Irish songstress Sinead O’Connor, who last week got into a war of words with Miley Cyrus after advising her not to “prostitute” herself, now has a new target in Simon Cowell, who she believes is responsible for the death of rock ‘n’ roll.

In an interview with Ireland’s “Late Late Show,” O’Connor said that the music of today is being overshadowed by the “money-making side” of the industry.

“I feel sorry for the murder of music and rock ‘n’ roll, which has happened because of the industry,” O’Connor said on Friday, according to Entertainment Weekly. ”Because of Simon Cowell, Louis Walsh —  they’ve murdered music. I stand to say it on behalf of every musician in the world and they’ll agree with me.”

O’Connor added that music, especially rock ‘n’ roll, has the power to change things, and this is being “murdered” by music reality shows such as “Pop Idol” and “X Factor.”

She continued: “The industry has taken over so much...the money-making side of it, the sexualizing of extremely young people making records, and all the worship with money and bling and diamonds, all the Simon Cowell, Louis Walsh — it all amounts to the murder of music and that’s what concerns me.”

The 46-year-old also talked about her past experience in the industry, saying that her record company wanted her to grow her hair, start wearing short skirts and act sexy. “...that's why I shaved my hair.

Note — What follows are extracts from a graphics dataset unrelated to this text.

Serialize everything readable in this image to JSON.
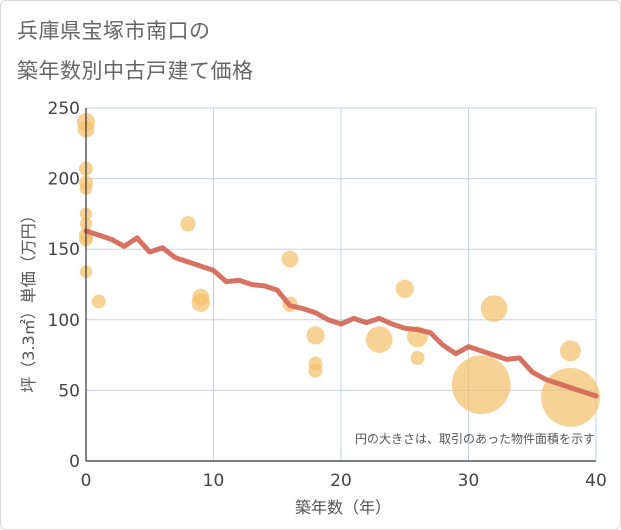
{
  "title_line1": "兵庫県宝塚市南口の",
  "title_line2": "築年数別中古戸建て価格",
  "chart_data": {
    "type": "scatter",
    "xlabel": "築年数（年）",
    "ylabel": "坪（3.3㎡）単価（万円）",
    "xlim": [
      0,
      40
    ],
    "ylim": [
      0,
      250
    ],
    "xticks": [
      0,
      10,
      20,
      30,
      40
    ],
    "yticks": [
      0,
      50,
      100,
      150,
      200,
      250
    ],
    "grid": true,
    "note": "円の大きさは、取引のあった物件面積を示す",
    "colors": {
      "bubble": "#f3c06b",
      "line": "#d46a5a",
      "grid": "#c5d0e0"
    },
    "points": [
      {
        "x": 0,
        "y": 240,
        "s": 1.3
      },
      {
        "x": 0,
        "y": 235,
        "s": 1.2
      },
      {
        "x": 0,
        "y": 207,
        "s": 1.0
      },
      {
        "x": 0,
        "y": 197,
        "s": 1.0
      },
      {
        "x": 0,
        "y": 193,
        "s": 0.9
      },
      {
        "x": 0,
        "y": 175,
        "s": 0.9
      },
      {
        "x": 0,
        "y": 168,
        "s": 0.9
      },
      {
        "x": 0,
        "y": 160,
        "s": 1.0
      },
      {
        "x": 0,
        "y": 157,
        "s": 1.0
      },
      {
        "x": 0,
        "y": 134,
        "s": 0.9
      },
      {
        "x": 1,
        "y": 113,
        "s": 1.0
      },
      {
        "x": 8,
        "y": 168,
        "s": 1.1
      },
      {
        "x": 9,
        "y": 116,
        "s": 1.2
      },
      {
        "x": 9,
        "y": 112,
        "s": 1.3
      },
      {
        "x": 16,
        "y": 143,
        "s": 1.2
      },
      {
        "x": 16,
        "y": 111,
        "s": 1.1
      },
      {
        "x": 18,
        "y": 89,
        "s": 1.3
      },
      {
        "x": 18,
        "y": 69,
        "s": 1.0
      },
      {
        "x": 18,
        "y": 64,
        "s": 1.0
      },
      {
        "x": 23,
        "y": 86,
        "s": 1.9
      },
      {
        "x": 25,
        "y": 122,
        "s": 1.3
      },
      {
        "x": 26,
        "y": 88,
        "s": 1.5
      },
      {
        "x": 26,
        "y": 73,
        "s": 1.0
      },
      {
        "x": 31,
        "y": 54,
        "s": 4.2
      },
      {
        "x": 32,
        "y": 108,
        "s": 1.9
      },
      {
        "x": 38,
        "y": 78,
        "s": 1.5
      },
      {
        "x": 38,
        "y": 45,
        "s": 4.2
      }
    ],
    "trend": {
      "x": [
        0,
        1,
        2,
        3,
        4,
        5,
        6,
        7,
        8,
        9,
        10,
        11,
        12,
        13,
        14,
        15,
        16,
        17,
        18,
        19,
        20,
        21,
        22,
        23,
        24,
        25,
        26,
        27,
        28,
        29,
        30,
        31,
        32,
        33,
        34,
        35,
        36,
        37,
        38,
        39,
        40
      ],
      "y": [
        163,
        160,
        157,
        152,
        158,
        148,
        151,
        144,
        141,
        138,
        135,
        127,
        128,
        125,
        124,
        121,
        110,
        108,
        105,
        100,
        97,
        101,
        98,
        101,
        97,
        94,
        93,
        91,
        82,
        76,
        81,
        78,
        75,
        72,
        73,
        63,
        58,
        55,
        52,
        49,
        46
      ]
    }
  }
}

I wanted to be judged by my talent, if any, and not by how I looked."

On her feud with Cyrus, O’Connor said that her problem was with the 20-year-old’s antics, which include raunchy performances and going naked for music videos, and not with her music. This is one of the reasons that prompted O’Connor to pen an open letter to Cyrus, which was not well-received by the former Disney actress.  

“Miley’s records are great records,” O’Connor said during the interview. “I’m asking whether it’s appropriate for 20-year-old women to lick sledgehammers for videos in songs which have no lyrical reference to any such thing in them. It’s an exploitation of someone too young to understand the dangers.”